一般財団法人日本不動産研究所は、近年我が国で発生する自然災害が甚大化し特に水害による被害が注目されるなか、被災後の都市や建物のレジリエンス(弾性力、回復力)を高め安全性を確保することが不動産に携わる者の責務と捉えています。
そのため、自然災害に対する個々の不動産が抱えるリスクと、災害への対策の効果を把握・評価・可視化することが重要と考えています。
レジリエンスを可視化することにより、不動産オーナー、テナントおよび利用者、投資家や金融機関、デベロッパーや設計会社などが、それぞれの不動産に関わるときの意思決定を行うにあたり、対象不動産のレジリエンスのグレードを判断することができます。

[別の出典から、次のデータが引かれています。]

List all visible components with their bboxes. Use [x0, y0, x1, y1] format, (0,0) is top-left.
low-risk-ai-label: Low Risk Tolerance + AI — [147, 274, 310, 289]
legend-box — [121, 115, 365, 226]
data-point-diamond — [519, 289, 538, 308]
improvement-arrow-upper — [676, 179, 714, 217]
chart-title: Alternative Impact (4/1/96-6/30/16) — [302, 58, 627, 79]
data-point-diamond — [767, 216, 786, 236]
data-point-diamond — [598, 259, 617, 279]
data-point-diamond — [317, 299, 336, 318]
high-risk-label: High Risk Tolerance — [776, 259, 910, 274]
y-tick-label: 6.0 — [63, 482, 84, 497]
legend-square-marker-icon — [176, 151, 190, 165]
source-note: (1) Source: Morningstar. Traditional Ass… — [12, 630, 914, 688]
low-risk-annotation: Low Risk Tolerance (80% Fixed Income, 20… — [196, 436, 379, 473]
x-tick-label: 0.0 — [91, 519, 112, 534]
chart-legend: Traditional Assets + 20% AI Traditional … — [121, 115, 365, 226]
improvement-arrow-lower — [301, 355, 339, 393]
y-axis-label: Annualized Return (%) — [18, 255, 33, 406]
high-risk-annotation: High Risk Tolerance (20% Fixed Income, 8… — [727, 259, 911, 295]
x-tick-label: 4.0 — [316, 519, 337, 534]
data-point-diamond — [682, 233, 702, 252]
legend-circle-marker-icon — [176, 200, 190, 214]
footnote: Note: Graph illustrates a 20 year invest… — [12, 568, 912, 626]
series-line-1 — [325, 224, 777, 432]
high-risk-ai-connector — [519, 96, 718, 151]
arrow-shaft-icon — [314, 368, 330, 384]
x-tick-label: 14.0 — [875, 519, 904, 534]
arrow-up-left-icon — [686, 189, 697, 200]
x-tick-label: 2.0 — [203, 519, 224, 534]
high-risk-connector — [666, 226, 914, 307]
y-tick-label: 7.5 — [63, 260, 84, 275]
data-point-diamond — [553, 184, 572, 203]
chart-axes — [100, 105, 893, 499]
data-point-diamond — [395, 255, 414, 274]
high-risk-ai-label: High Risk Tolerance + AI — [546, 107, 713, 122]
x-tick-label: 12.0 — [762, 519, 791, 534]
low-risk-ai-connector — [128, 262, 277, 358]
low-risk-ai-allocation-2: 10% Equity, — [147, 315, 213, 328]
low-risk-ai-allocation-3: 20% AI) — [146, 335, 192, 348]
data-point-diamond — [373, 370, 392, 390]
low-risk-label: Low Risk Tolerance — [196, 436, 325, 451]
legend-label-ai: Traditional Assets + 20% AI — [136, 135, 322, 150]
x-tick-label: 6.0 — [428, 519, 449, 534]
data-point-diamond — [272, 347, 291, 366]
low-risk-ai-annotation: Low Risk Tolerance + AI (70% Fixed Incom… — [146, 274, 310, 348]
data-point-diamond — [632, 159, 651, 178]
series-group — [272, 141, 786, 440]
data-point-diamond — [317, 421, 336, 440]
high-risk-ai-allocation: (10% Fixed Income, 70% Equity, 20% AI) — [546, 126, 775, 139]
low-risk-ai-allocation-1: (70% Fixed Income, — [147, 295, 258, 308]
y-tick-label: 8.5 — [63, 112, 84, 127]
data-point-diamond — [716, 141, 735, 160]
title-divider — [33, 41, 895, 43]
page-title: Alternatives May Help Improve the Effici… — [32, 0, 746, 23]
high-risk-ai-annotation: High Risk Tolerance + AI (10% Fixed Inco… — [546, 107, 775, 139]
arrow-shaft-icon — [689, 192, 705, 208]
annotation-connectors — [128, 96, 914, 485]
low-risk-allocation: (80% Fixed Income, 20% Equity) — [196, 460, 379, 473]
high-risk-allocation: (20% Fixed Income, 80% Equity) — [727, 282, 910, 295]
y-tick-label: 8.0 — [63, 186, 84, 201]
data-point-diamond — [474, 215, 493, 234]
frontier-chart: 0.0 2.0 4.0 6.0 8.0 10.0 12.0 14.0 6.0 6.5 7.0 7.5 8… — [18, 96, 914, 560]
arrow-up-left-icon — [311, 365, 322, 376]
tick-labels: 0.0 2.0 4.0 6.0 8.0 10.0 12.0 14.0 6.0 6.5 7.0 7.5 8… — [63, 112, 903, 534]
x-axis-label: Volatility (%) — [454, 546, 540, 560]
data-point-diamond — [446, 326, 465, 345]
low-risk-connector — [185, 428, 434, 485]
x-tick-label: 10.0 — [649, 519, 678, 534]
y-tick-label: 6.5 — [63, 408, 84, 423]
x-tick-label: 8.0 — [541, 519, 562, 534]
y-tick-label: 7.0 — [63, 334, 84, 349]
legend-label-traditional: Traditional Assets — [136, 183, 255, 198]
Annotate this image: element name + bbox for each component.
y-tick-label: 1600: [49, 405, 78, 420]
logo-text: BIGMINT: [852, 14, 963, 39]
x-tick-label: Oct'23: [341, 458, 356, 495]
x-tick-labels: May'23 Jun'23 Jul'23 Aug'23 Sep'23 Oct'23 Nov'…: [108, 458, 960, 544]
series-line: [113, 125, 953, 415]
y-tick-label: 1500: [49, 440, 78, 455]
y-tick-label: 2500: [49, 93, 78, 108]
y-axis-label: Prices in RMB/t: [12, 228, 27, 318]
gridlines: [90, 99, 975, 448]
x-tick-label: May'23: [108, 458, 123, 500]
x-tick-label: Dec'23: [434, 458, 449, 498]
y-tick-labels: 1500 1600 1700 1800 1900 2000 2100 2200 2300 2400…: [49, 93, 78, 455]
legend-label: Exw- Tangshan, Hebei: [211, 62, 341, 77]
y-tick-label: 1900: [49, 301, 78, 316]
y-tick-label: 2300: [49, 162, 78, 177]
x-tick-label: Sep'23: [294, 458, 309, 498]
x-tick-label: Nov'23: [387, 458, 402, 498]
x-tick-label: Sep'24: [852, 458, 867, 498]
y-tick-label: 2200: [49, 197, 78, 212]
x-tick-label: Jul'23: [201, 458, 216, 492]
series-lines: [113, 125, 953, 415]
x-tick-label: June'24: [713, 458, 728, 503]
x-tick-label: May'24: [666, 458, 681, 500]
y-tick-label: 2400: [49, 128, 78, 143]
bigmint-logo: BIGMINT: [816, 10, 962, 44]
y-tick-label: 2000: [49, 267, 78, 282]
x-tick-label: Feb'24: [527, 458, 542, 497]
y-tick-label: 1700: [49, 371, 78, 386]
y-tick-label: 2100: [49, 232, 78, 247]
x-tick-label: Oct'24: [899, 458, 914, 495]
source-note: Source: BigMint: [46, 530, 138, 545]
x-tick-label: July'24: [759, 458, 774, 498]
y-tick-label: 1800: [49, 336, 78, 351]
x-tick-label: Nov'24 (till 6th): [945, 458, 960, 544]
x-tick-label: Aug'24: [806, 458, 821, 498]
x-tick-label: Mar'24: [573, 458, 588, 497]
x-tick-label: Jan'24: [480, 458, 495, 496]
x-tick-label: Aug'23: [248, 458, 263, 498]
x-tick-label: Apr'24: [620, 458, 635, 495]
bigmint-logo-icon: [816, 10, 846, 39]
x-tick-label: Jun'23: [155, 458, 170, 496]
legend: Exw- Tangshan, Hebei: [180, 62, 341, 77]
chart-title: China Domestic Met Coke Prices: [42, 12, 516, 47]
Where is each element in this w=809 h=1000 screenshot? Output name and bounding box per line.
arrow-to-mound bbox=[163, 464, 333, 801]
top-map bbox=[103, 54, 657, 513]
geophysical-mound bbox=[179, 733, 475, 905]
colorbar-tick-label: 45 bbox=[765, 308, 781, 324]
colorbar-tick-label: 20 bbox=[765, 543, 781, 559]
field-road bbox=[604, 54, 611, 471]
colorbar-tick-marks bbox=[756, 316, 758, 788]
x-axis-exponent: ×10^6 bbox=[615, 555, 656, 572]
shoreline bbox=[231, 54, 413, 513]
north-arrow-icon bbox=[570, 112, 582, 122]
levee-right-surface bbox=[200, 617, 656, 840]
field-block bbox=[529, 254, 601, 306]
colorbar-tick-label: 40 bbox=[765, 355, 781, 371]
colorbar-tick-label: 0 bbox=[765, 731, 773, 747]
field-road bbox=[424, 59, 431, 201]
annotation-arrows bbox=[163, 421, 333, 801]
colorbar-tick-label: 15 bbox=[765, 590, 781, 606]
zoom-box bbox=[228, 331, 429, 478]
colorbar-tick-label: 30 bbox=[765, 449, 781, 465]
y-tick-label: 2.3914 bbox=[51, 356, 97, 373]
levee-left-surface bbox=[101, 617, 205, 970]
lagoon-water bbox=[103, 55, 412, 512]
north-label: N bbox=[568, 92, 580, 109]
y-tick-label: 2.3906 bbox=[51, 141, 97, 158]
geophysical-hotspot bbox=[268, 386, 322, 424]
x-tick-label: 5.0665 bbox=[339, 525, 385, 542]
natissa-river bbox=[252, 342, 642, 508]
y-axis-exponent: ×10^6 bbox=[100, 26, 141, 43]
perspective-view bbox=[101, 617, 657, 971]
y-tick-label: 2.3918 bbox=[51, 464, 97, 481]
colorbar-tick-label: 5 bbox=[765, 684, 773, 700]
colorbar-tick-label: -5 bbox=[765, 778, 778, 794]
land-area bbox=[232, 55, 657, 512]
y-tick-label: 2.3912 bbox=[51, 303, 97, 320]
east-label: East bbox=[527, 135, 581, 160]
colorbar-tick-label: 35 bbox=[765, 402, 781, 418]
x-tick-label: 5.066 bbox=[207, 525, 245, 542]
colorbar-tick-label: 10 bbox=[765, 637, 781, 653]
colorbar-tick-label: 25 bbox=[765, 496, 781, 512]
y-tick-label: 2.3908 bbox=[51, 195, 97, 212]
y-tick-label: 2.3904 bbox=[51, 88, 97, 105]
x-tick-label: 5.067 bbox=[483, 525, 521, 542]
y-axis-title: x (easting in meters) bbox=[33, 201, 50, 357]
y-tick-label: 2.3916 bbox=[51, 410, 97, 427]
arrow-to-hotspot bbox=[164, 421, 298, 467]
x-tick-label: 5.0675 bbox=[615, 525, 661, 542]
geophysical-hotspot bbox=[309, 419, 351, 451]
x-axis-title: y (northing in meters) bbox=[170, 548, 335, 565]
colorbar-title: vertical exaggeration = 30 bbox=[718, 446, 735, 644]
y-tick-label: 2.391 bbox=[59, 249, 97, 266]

しかし我が国には不動産のレジリエンスを可視化する仕組みはなく、海外にて公開されている気候変動リスクの分析ツールでは我が国の特性に合っておらず課題となっていました。
2019年に一般財団法人および民間企業により「不動産分野におけるレジリエンス検討委員会(D-ismプロジェクト)」が発足し、業界を超えた検討を重ねた結果このたび不動産レジリエンスを可視化する認証サービス「ResReal(呼称:レジリアル)」が創設され、2023年1月27日よりサービスを開始することになりました。
ResRealは不動産個々の災害に対するレジリエンスをスコア化、プラチナ~スタンダードまでの5段階認証を付与する仕組みとなっています。
ResRealを活用することにより、不動産の開発や運用はこれまでよりも優れたレジリエントを持ち、自然災害に強い不動産を増やすことにつながります。そして最終的には「人々の安全・安心な生活を紡ぐ」不動産の実現に寄与することでしょう。